SfS: I'm going to come up with a few in the next couple days. If we want to get in the lottery, it would probably have to involve moving Tony Parker (or MAYBE Just Stephen Jackson's expiring contract). If we want to get a pick just outside the lottery, it would likely involve any combination of Blair, Splitter, or Neal.
10. Who is coming over from Europe and what impact will they have?
SfS: I'll leave this question to PtR's resident Euro expert, TimC. I've heard Nando is coming over, but I've never watched him play. It seemed certain Lorbek was coming over, too- but as far as impact I've got no idea.

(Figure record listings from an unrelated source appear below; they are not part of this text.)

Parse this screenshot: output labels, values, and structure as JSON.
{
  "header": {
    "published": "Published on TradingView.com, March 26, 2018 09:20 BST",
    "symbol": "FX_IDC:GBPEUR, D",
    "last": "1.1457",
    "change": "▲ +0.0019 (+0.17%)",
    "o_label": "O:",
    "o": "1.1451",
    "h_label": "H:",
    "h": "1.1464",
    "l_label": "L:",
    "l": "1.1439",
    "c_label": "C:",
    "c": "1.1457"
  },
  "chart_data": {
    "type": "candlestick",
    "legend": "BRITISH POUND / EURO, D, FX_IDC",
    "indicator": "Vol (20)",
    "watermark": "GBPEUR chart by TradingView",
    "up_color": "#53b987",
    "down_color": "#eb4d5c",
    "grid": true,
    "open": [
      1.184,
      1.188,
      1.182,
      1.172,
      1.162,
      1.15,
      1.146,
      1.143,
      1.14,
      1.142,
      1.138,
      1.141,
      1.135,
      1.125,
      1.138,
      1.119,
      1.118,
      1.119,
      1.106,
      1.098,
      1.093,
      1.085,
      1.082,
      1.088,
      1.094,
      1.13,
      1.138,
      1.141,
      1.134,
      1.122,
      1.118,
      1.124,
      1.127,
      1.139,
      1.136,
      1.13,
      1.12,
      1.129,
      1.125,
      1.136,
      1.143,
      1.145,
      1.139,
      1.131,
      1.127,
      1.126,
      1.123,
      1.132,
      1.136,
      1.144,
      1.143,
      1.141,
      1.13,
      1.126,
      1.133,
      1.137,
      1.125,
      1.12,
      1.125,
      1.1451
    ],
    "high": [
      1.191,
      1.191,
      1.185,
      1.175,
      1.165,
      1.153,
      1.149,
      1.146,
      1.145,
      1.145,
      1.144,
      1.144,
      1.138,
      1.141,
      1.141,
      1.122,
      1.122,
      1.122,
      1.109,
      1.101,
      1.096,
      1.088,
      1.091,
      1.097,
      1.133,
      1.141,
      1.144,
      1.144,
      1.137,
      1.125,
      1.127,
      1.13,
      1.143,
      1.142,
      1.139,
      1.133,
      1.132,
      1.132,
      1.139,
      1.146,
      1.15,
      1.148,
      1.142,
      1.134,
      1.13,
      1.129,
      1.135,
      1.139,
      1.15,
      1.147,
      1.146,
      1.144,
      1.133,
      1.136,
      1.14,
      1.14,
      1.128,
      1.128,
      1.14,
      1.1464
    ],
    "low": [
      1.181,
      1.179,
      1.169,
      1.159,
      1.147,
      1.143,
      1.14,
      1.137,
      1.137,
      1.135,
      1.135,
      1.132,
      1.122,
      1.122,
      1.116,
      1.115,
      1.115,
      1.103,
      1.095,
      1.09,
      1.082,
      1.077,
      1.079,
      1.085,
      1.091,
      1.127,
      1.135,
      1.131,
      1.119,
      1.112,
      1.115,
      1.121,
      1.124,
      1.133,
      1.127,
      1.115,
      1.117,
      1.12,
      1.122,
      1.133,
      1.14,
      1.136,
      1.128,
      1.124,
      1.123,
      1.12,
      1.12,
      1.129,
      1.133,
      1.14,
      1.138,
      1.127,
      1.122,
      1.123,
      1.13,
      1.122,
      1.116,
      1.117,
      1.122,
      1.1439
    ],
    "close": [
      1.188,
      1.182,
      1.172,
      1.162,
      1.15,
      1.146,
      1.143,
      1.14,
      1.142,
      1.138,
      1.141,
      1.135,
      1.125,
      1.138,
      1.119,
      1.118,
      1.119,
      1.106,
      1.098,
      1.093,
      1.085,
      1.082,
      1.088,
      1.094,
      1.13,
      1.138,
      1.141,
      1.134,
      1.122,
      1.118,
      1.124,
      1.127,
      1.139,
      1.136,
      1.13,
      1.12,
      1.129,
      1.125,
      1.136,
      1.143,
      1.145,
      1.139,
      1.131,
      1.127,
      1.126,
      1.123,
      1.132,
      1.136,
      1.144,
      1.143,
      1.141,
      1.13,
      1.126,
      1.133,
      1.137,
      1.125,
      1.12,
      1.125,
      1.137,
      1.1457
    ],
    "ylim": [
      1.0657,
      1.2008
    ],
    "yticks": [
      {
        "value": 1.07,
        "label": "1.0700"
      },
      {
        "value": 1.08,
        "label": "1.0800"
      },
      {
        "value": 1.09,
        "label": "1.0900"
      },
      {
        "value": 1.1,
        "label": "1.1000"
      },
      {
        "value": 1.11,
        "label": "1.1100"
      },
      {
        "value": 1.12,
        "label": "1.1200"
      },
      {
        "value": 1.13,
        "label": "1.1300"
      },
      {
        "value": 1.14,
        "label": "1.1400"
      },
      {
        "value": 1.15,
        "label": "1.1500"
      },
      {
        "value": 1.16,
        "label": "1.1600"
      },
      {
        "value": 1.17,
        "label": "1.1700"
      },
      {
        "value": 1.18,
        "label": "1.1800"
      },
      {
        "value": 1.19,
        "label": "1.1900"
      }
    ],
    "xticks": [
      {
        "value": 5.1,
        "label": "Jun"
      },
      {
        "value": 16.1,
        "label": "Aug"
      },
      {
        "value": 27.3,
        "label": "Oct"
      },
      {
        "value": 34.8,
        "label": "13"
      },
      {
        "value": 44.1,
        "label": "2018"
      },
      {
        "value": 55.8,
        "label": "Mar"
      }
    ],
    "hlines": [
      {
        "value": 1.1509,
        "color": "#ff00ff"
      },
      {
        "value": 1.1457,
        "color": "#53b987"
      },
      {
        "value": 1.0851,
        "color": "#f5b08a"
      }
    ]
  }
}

Big50: I've heard both Lorbek and Nando, but I haven't heard anything for sure. I'm pretty skeptical of the impact of these guys at this point. Good role players is all I'm hoping for these days.
Tim C: I think Lorbek and De Colo will be with the Spurs next season. Unfortunately, I think Diaw and Green will get offers that the Spurs are either unwilling or unable to match, so they'll need replacements. I also think they might be well-served to take a chance on Adam Hanga, who is an athletic freak. Or Viktor Sanikidze. Or they could go outside of the players they hold rights to and get someone like Bo McCalebb (amazing point guard). The Spurs scout the international players better than anyone, so they'll know what to do.
11. What do the Spurs do in the draft, if anything?
SfS: You know, the usual. Find a steal with their second round pick, or move some role players and find a steal with whatever they get in return. If they do nothing else, the second round pick will be a decent prospect.
Big50: Hopefully find the next Manu, but realistically get a project guy and try to get him some good coaching in Austin or overseas. Super exciting, no? I wouldn't mind seeing another trade to get an explosive player, but I'm not sure who they could/would move. Neal or Blair seem like the most logical options.
Tim C: Barring a trade, here's Adam Silver: "With the 59th pick in the 2012 NBA draft, the San Antonio Spurs select [insert EuroStash player you've never heard of here]."
CapHill: Call me nuts, but I actually anticipate another draft day trade. The Spurs have some really decent role players that are cheap (Blair and Neal) that could be flipped to get back into the first round. This year's draft class may not be as top-heavy fabulous as everyone was predicting last year, but there is depth and solid players to be had outside the lottery picks.